Um espelho de tempestade
Que minha imagem não mais reflete
Atirado ao chão, em pedaços,
Em um caminho que não mais traço
Acaba-se, enegrecido, denso e inerte,
E meu eu, não refletido, segue a infinidade.

Gentis mãos que me harpejam,
Que me seguram e espantam meus temores,
Que estenderam-se quando tudo era escuro,
Tornam-se abrigo, difícil e seguro,
Semeiam em minha alma as frágeis flores
Que a teus olhos, mais e mais, desejam.

Etéreo é meu mundo por ti,
Triste sonata que à mente traz teus ares,
Onírica visão por entre o véu da alma,
Leve mãos de brisa que em meu rosto espalmas,
Se são de céu e esperança feitos os sonhares
Ante as estrelas, meus sonhos por ti ergui.

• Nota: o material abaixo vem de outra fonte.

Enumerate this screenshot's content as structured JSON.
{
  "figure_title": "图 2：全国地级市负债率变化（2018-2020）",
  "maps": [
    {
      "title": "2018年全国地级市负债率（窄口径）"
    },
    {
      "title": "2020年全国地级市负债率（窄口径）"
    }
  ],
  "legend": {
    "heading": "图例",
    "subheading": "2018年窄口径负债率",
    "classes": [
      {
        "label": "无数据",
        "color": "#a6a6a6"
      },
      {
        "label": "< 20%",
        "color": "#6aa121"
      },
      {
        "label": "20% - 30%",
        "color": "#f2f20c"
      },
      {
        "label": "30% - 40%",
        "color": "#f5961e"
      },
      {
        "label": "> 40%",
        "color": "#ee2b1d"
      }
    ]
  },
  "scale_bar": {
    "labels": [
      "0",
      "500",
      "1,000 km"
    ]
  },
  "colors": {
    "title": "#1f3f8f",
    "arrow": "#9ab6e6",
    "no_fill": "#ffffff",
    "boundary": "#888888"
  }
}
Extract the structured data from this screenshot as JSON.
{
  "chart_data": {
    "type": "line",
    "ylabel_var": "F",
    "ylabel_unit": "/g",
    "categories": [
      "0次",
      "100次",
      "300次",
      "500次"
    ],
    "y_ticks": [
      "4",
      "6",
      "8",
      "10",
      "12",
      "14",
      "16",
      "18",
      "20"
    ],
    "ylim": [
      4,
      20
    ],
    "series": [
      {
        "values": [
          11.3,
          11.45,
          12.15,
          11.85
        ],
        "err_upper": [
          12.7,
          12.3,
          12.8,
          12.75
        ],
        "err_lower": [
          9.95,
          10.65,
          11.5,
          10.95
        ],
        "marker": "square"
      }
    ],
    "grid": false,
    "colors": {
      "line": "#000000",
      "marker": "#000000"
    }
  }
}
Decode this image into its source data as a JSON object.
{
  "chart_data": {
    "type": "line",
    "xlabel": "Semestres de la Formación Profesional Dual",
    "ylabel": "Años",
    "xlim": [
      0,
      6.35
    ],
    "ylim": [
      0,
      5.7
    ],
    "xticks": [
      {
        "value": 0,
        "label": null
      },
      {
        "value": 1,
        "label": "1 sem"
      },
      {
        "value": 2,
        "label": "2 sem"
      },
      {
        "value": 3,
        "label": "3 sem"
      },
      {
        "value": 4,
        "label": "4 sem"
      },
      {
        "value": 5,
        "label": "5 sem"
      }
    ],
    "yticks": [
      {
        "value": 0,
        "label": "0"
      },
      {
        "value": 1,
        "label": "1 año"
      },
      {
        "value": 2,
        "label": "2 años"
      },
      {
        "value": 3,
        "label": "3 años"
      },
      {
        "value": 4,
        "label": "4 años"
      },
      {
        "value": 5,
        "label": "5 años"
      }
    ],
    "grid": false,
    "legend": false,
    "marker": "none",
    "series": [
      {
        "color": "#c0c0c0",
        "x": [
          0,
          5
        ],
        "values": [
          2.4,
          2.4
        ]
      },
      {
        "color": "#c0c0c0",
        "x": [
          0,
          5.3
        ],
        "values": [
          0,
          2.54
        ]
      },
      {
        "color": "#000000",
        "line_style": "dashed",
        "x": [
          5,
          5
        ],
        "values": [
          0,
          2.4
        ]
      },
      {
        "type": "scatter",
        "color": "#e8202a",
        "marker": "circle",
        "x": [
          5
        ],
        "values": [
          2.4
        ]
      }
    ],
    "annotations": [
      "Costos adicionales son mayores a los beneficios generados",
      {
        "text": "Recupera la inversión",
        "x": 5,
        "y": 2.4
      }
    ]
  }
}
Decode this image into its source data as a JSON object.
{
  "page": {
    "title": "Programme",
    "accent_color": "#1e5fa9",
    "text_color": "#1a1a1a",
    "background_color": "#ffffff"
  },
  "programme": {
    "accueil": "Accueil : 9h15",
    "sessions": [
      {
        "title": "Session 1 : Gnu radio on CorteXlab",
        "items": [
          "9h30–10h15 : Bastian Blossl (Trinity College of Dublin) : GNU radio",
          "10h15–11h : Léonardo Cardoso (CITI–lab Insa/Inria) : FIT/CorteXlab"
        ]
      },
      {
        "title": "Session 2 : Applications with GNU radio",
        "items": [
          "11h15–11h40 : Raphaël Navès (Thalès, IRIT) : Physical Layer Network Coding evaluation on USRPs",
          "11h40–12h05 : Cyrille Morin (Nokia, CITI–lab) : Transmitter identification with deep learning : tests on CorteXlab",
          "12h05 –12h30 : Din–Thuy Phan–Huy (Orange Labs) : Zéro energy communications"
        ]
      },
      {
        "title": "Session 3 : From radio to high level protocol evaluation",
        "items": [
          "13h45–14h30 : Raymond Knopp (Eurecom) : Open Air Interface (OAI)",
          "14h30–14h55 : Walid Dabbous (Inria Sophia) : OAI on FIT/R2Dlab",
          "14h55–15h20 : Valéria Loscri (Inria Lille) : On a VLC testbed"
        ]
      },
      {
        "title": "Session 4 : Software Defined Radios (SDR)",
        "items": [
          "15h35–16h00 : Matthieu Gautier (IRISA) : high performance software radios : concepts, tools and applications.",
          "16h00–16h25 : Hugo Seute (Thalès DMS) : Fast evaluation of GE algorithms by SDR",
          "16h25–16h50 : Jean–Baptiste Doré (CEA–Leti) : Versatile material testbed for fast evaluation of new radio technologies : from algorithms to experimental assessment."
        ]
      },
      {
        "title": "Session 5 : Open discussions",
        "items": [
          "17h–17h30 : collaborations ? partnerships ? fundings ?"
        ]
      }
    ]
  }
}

As vivas cores de um vitral
Em mim projetadas, deslizam,
Mas se é noite e nenhuma luz se faz
Meu brilho então é fugaz,
E enquanto os raios do teu sol não poetizam
Busco tua luz em meu triste recital.

Tu, que me deste as mais belas cores,
Vede em mim tua luz, como um quadro que vagueia
E vede em meu céu tua aurora que nasce por entre as nuvens
Que na sutileza do teu lembrar urgem,
Mas vede também meu pesar que escorre de minha veia
Quando meu sonhar se distancia de teus amores.